No caso em apreço, ao contrário do caso constante no Parecer 12/PP/2022-C, o aviso de confidencialidade aposto pelo Senhor Dr. HC... nas suas comunicações eletrónicas diz expressamente que o conteúdo da mensagem “é confidencial” (e não que “pode ser confidencial”) e que “contem, designadamente para os efeitos do disposto no artigo 108.º, n.º 1, do Estatuto da Ordem dos Advogados, matéria confidencial e legalmente protegida” (e não que “pode conter matéria confidencial”). Não obstante, também se verifica que se trata de uma frase genérica, relegada para o final do email, escrita com letras mais pequenas que as do corpo do email, enviada de forma sistemática e indiscriminada em todos os emails enviados pelo remetente. Ora, esta prática, como tem sido entendimento deste Conselho Regional, ainda que haja a indicação do artigo 113º, não assegura o caráter absolutamente confidencial da correspondência. Não se encontra, assim, preenchido o segundo requisito enunciado.

A apreciação do terceiro requisito – os factos devem ser efetivamente sigilosos nos termos e para efeito do disposto no artigo 92.º, n.º 1 do EOA – confunde-se com a segunda questão submetida a apreciação, pelo que serão analisados conjuntamente.

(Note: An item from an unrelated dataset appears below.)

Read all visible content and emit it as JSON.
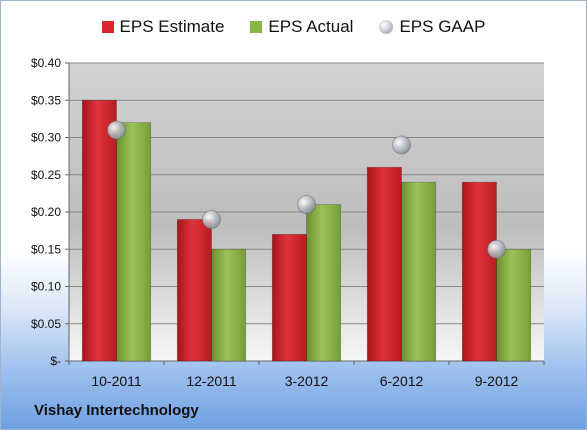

O artigo 92.º do EOA não impõe uma proibição absoluta de revelação de correspondência subscrita por Advogado, mas, antes, a proibição de revelação dessa correspondência quando aí sejam revelados factos sujeitos a segredo profissional, ou seja, factos sigilosos. A questão essencial é, assim, a de apurar se os factos constantes das comunicações em apreciação estão ou não sujeitos a tal obrigação.

Cotejando as comunicações cuja apreciação nos é solicitada, constatamos que as mesmas contêm cariz negocial, reportando factos que chegaram ao conhecimento dos respetivos advogados no contexto do exercício das suas funções e durante negociações para resolução extrajudicial do litígio, traduzindo um itinerário de negociações entre as partes, denunciando a tentativa de uma resolução (malograda) extrajudicial do diferendo que afasta as partes, nada permitindo descartar que os factos aí expressos não se encontrem imbuídos numa matriz de confiança.

Com fundamento em todo o exposto, somos, assim, de parecer que a matéria constante da correspondência (acima enunciada 1 a 15) trocada entre os advogados identificados está sujeita a segredo profissional, subsumindo-se nas alíneas e) e f) do artigo 92.º do EOA. A revelação das comunicações em causa depende de prévia decisão de levantamento do segredo profissional, a qual, caso seja do interesse do Senhor Advogado Requerente, deve ser requerida nos termos do n.º 4 do artigo 92.º e do Regulamento de Dispensa de Sigilo Profissional.

 



[1] Acredita-se que a referência ao artigo 108.º, n.º 1, do Estatuto da Ordem dos Advogados, se reporte à versão ínsita no Estatuto da Ordem dos Advogados aprovado pela Lei n.º 15/2005, de 26 de janeiro, e, entretanto, revogado pela Lei n.º 145/2015, de 9 de setembro, que aprovou o atual Estatuto da Ordem dos Advogados. Na versão em vigor, a matéria atinente à correspondência entre advogados e entre estes e solicitadores encontra-se inscrita no artigo 113.º.